As the March 31 deadline ending the open-enrollment season approaches, the White House has yet to release any statistics showing how many people have paid the first month's premium for their new insurance policies.
A Centers for Medicare and Medicaid Services spokesman told MailOnline last month that the agency hasn't 'prioritized' reporting its payment statistics, but plans to do so 'once our automated payment systems are completed and fully tested.'
CMS manages health insurance exchanges for 14 states and the District of Columbia.
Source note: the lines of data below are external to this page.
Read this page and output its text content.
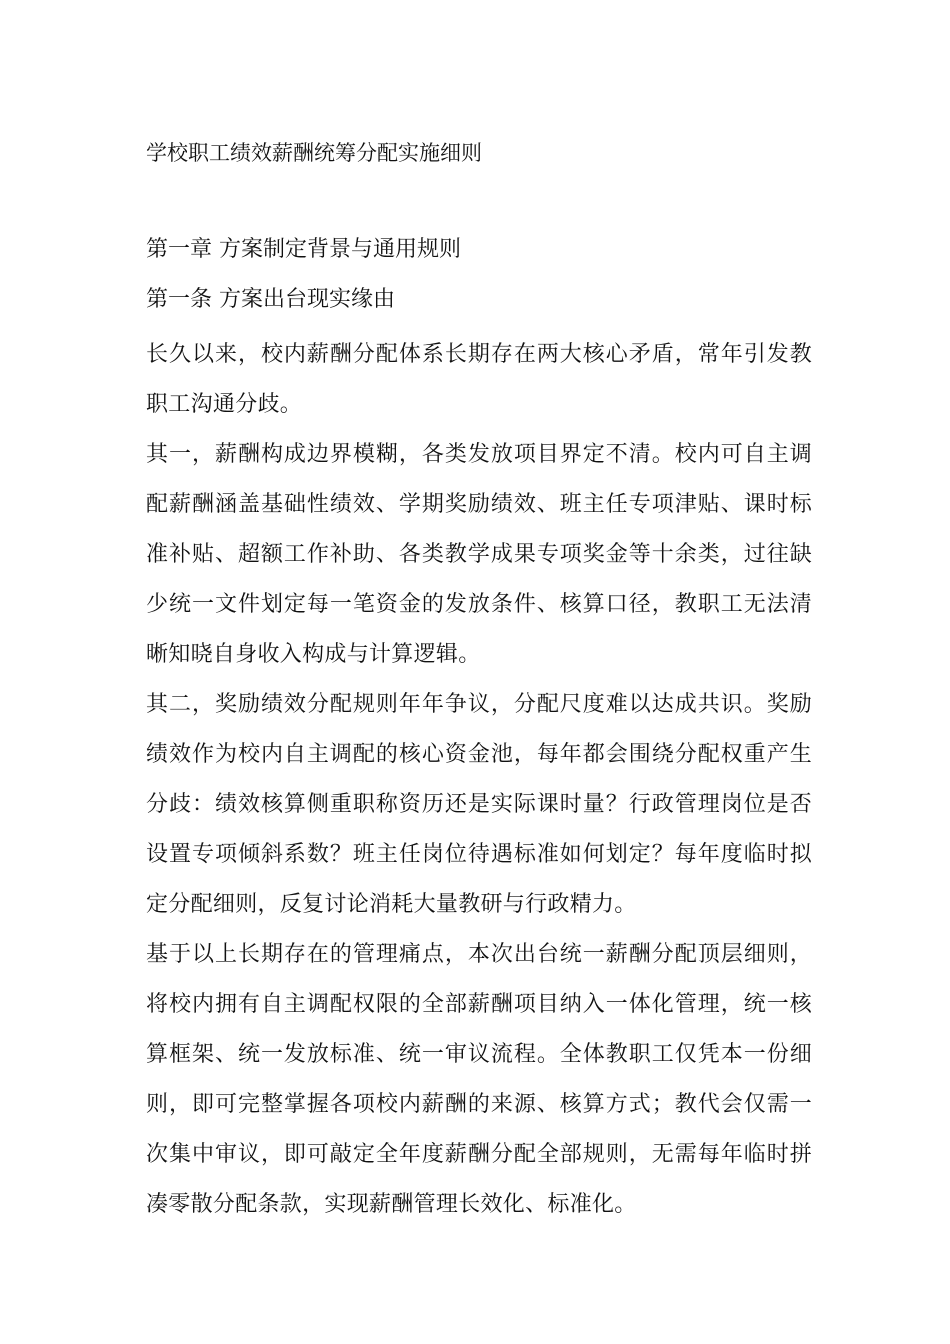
学校职工绩效薪酬统筹分配实施细则

第一章 方案制定背景与通用规则

第一条 方案出台现实缘由

长久以来，校内薪酬分配体系长期存在两大核心矛盾，常年引发教职工沟通分歧。

其一，薪酬构成边界模糊，各类发放项目界定不清。校内可自主调配薪酬涵盖基础性绩效、学期奖励绩效、班主任专项津贴、课时标准补贴、超额工作补助、各类教学成果专项奖金等十余类，过往缺少统一文件划定每一笔资金的发放条件、核算口径，教职工无法清晰知晓自身收入构成与计算逻辑。

其二，奖励绩效分配规则年年争议，分配尺度难以达成共识。奖励绩效作为校内自主调配的核心资金池，每年都会围绕分配权重产生分歧：绩效核算侧重职称资历还是实际课时量？行政管理岗位是否设置专项倾斜系数？班主任岗位待遇标准如何划定？每年度临时拟定分配细则，反复讨论消耗大量教研与行政精力。

基于以上长期存在的管理痛点，本次出台统一薪酬分配顶层细则，将校内拥有自主调配权限的全部薪酬项目纳入一体化管理，统一核算框架、统一发放标准、统一审议流程。全体教职工仅凭本一份细则，即可完整掌握各项校内薪酬的来源、核算方式；教代会仅需一次集中审议，即可敲定全年度薪酬分配全部规则，无需每年临时拼凑零散分配条款，实现薪酬管理长效化、标准化。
All together, the seven states where both enrollment and payment numbers have been published have signed up 1.05 million people, but reported that just 835,000 have paid premiums.
More troubling for the Obama administration is a survey published last week by the consultancy McKinsey & Co., which found that only 27 per cent of new enrollees – or 1.14 million of the total announced Tuesday – were uninsured before they signed up.
Millions of insured Americans received cancellation letters from their insurers in October, November and December, spurred by the companies' recognition that their existing offerings didn't satisfy the Affordable Care Act's stringent minimum standards.
Those requirements include a host of coverage options – maternity coverage required for male customers, for instance – that critics say policyholders shouldn't have to pay for.
McKinsey also found that just 1 in 10 Americans who are eligible for Obamacare policies have chosen to enroll.
Adding insult to injury, a Gallup poll released Monday shows that while the percentage of uninsured Americans has dropped from 17.1 per cent at the end of 2013 to just 15.9 per cent now, that number stood at just 14.4 per cent before Obama took office.
It's also not clear what will happen to taxpayers whose have not made payments by March 31.
The Obama administration has asked some insurers to extend payment deadlines and provide enrollees with a grace period, but executives at two insurance companies have told MailOnline that they don't intend to do so.